Zeugen stoppten AngreiferFrau (48) wahllos in Lidl-Markt niedergestochen – Polizei nennt neue Details zur Bluttat
Sie kennen sich offenbar nicht – trotzdem soll er plötzlich auf sie losgegangen sein.
Nach der tödlichen Attacke auf eine Kundin in einem Ratzeburger Supermarkt nennen die Ermittler jetzt neue Details: Drei mutige Zeugen überwältigen den Tatverdächtigen, der sich dabei selbst schwer verletzt. Und auch zum möglichen Motiv gibt es neue Erkenntnisse.
Angreifer soll sein Opfer im Supermarkt wahllos ausgesucht haben
Was steckt hinter der tödlichen Attacke in einem Supermarkt in Ratzeburg? Einen Tag nach der Gewalttat liefern Staatsanwaltschaft Lübeck und Polizeidirektion Lübeck neue Details zum Ablauf.
Laut einer gemeinsamen Pressemitteilung soll ein 44-jähriger Deutscher am Mittwochnachmittag (9. September) gegen 15.35 Uhr in einem Supermarkt in der Bahnhofsallee plötzlich eine Kundin mit einem Messer angegriffen haben. Besonders erschreckend: Nach derzeitigem Ermittlungsstand soll der Mann sein Opfer wahllos ausgewählt haben. „Es ist aktuell so, dass wir keine Hinweise darauf haben, dass die Frau und der Mann in einem Bekanntschaftsverhältnis gestanden haben”, erklärt Ulli Fritz Gerlach, Pressesprecher der Polizeidirektion Lübeck, im RTL-Interview. Beide stammen demnach jedoch aus dem Kreis Herzogtum Lauenburg.
Der 44-Jährige soll der zwischen den Regalen stehenden Frau mehrere Stich- und Schnittverletzungen zugefügt haben.
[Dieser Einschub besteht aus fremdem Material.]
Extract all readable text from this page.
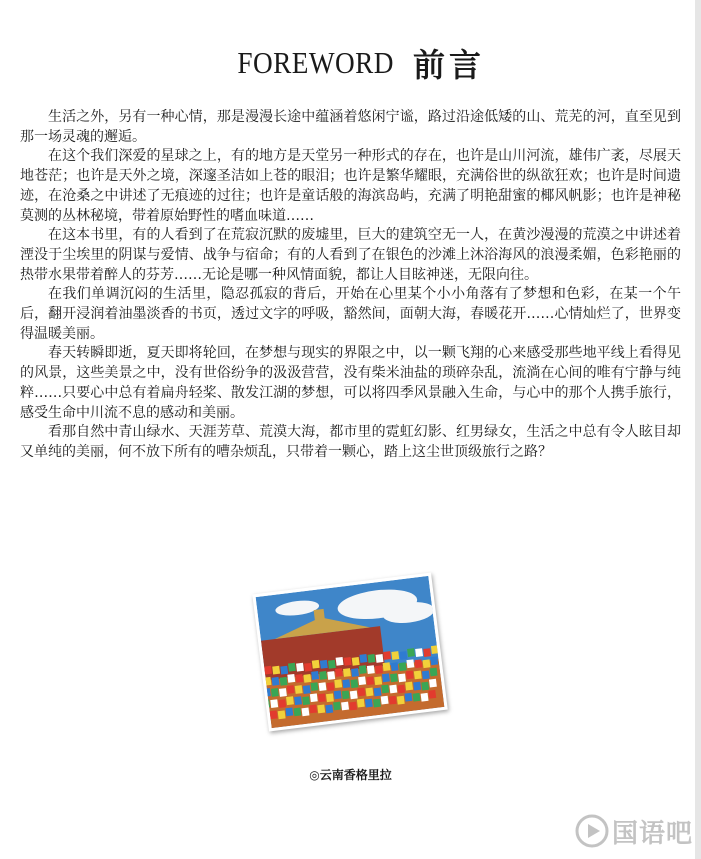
FOREWORD 前言

生活之外，另有一种心情，那是漫漫长途中蕴涵着悠闲宁谧，路过沿途低矮的山、荒芜的河，直至见到那一场灵魂的邂逅。

在这个我们深爱的星球之上，有的地方是天堂另一种形式的存在，也许是山川河流，雄伟广袤，尽展天地苍茫；也许是天外之境，深邃圣洁如上苍的眼泪；也许是繁华耀眼，充满俗世的纵欲狂欢；也许是时间遗迹，在沧桑之中讲述了无痕迹的过往；也许是童话般的海滨岛屿，充满了明艳甜蜜的椰风帆影；也许是神秘莫测的丛林秘境，带着原始野性的嗜血味道……

在这本书里，有的人看到了在荒寂沉默的废墟里，巨大的建筑空无一人，在黄沙漫漫的荒漠之中讲述着湮没于尘埃里的阴谋与爱情、战争与宿命；有的人看到了在银色的沙滩上沐浴海风的浪漫柔媚，色彩艳丽的热带水果带着醉人的芬芳……无论是哪一种风情面貌，都让人目眩神迷，无限向往。

在我们单调沉闷的生活里，隐忍孤寂的背后，开始在心里某个小小角落有了梦想和色彩，在某一个午后，翻开浸润着油墨淡香的书页，透过文字的呼吸，豁然间，面朝大海，春暖花开……心情灿烂了，世界变得温暖美丽。

春天转瞬即逝，夏天即将轮回，在梦想与现实的界限之中，以一颗飞翔的心来感受那些地平线上看得见的风景，这些美景之中，没有世俗纷争的汲汲营营，没有柴米油盐的琐碎杂乱，流淌在心间的唯有宁静与纯粹……只要心中总有着扁舟轻桨、散发江湖的梦想，可以将四季风景融入生命，与心中的那个人携手旅行，感受生命中川流不息的感动和美丽。

看那自然中青山绿水、天涯芳草、荒漠大海，都市里的霓虹幻影、红男绿女，生活之中总有令人眩目却又单纯的美丽，何不放下所有的嘈杂烦乱，只带着一颗心，踏上这尘世顶级旅行之路？

◎云南香格里拉
国语吧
Die 48-Jährige aus dem Kreis Herzogtum Lauenburg wird dabei lebensgefährlich verletzt und stirbt noch vor Ort.
Bereits am Mittwoch hatte RTL.de über den Großeinsatz und Berichte über einen Messerangriff in dem Supermarkt berichtet. Jetzt zeichnet sich genauer ab, was sich zwischen den Regalen abgespielt haben soll.
Drei couragierte Zeugen überwältigen den Tatverdächtigen
Während der Attacke greifen drei Menschen ein. Laut gemeinsamer Pressemitteilung von Staatsanwaltschaft und Polizei eilen die Zeugen der Frau zu Hilfe und halten den mutmaßlichen Angreifer fest.
Der 44-Jährige soll sich dabei gewehrt haben. Dann nimmt die Situation eine weitere dramatische Wendung: Nach Angaben der Ermittler soll der Mann das Messer gegen sich selbst eingesetzt und sich damit schwere Verletzungen zugefügt haben.
Den drei Zeugen gelingt es schließlich, ihn zu entwaffnen. Sie halten den Mann bis zum Eintreffen der Polizei fest. Die Beamten nehmen den 44-Jährigen noch am Tatort fest. Wegen seiner Verletzungen wird er anschließend in ein Krankenhaus gebracht, wo er laut Gerlach „aktuell noch weiter versorgt” wird.
Ermittler prüfen psychischen Ausnahmezustand des 44-Jährigen
Die Frage, warum der Mann eine ihm völlig unbekannte Frau angegriffen haben könnte, beschäftigt jetzt die Ermittler. Hinweise auf ein politisches oder religiöses Motiv liegen nach Angaben von Staatsanwaltschaft Lübeck und Polizeidirektion Lübeck derzeit nicht vor. Stattdessen wird geprüft, ob sich der Tatverdächtige zum Zeitpunkt der Tat möglicherweise in einem psychischen Ausnahmezustand befand.
Sobald der Mann nicht mehr medizinisch versorgt wird, wird er „einem Ermittlungsrichter vorgeführt werden. Und der entscheidet dann darüber, inwieweit die Person in Untersuchungshaft geht oder möglicherweise auch in ein psychiatrisches Krankenhaus per einstweiliger Unterbringung”, erklärt Ulli Fritz Gerlach.
Der Polizei sei der 44-Jährige kein Unbekannter. „Er ist der Polizei insofern bekannt, dass er vor mehreren Jahren aufgrund eines Betäubungsmitteldeliktes strafrechtlich zu einer Geldstrafe verurteilt worden ist.”
Warum die 48-Jährige am Mittwoch sterben musste, ist also weiterhin offen. Die Ermittlungen zum Motiv und zum möglichen psychischen Zustand des Tatverdächtigen dauern an.